Although the regulatory language leaves much clarity to be desired—for example, the rule does not specify an acceptable “frequency” of sampling and testing—there is a silver lining. The agencies will allow compliance with American Petroleum Institute Recommended Practice 3000 (“RP-3000”) to satisfy the first six requirements listed above.[13]

But the agencies stress that “the boiling point test specified in [RP-3000] does not align with the requirements currently authorized in the HMR.”[14] Offerors must still use the boiling point testing methods prescribed by 49 C.F.R. § 173.120 for crude oil and § 173.115 for flammable gases.

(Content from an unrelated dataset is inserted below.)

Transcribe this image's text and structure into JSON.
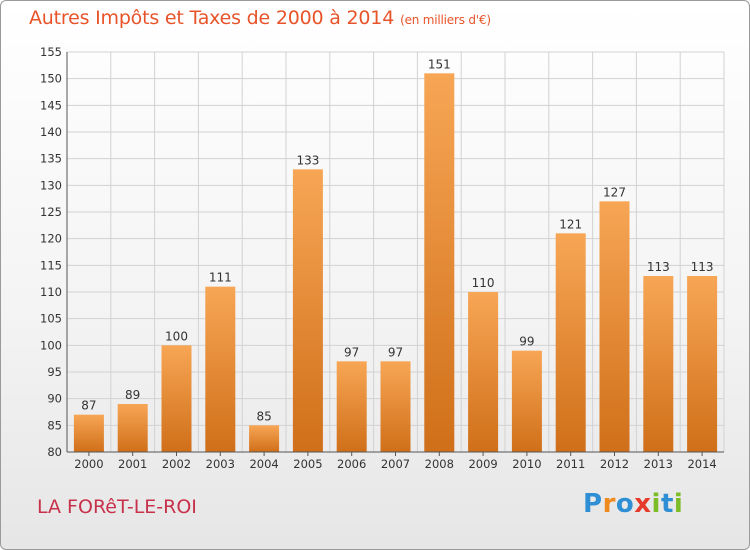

Additionally, the rule imposes new requirements for documentation, retention, review, and dissemination of the sampling and testing program. Offerors must now:

  • Certify in individual shipping papers that the new sampling and testing requirements have been met;[15]
  • Document the program in writing (electronic or hardcopy);
  • Retain a copy of the program for at least a year or while the program is in effect;
  • Review the program at least annually and ensure that updates are made as necessary to reflect changed circumstances;
  • Make a copy of the program available to all employees responsible for its implementation;
  • f the program is revised, provide an updated copy to all employees responsible for the program’s implementation;[16] and
  • Maintain a copy of the program documentation for inspection by DOT.[17]

Even with potential legal challenges to the rule brewing, offerors should implement a compliance plan to meet the rule’s new classification requirements. At a minimum, offerors should implement RP-3000 as a baseline protocol, ensure boiling point testing that complies with 49 C.F.R. §§ 173.120 and 173.115, and develop new standards for the documentation, retention, review, and dissemination of a sampling and testing program.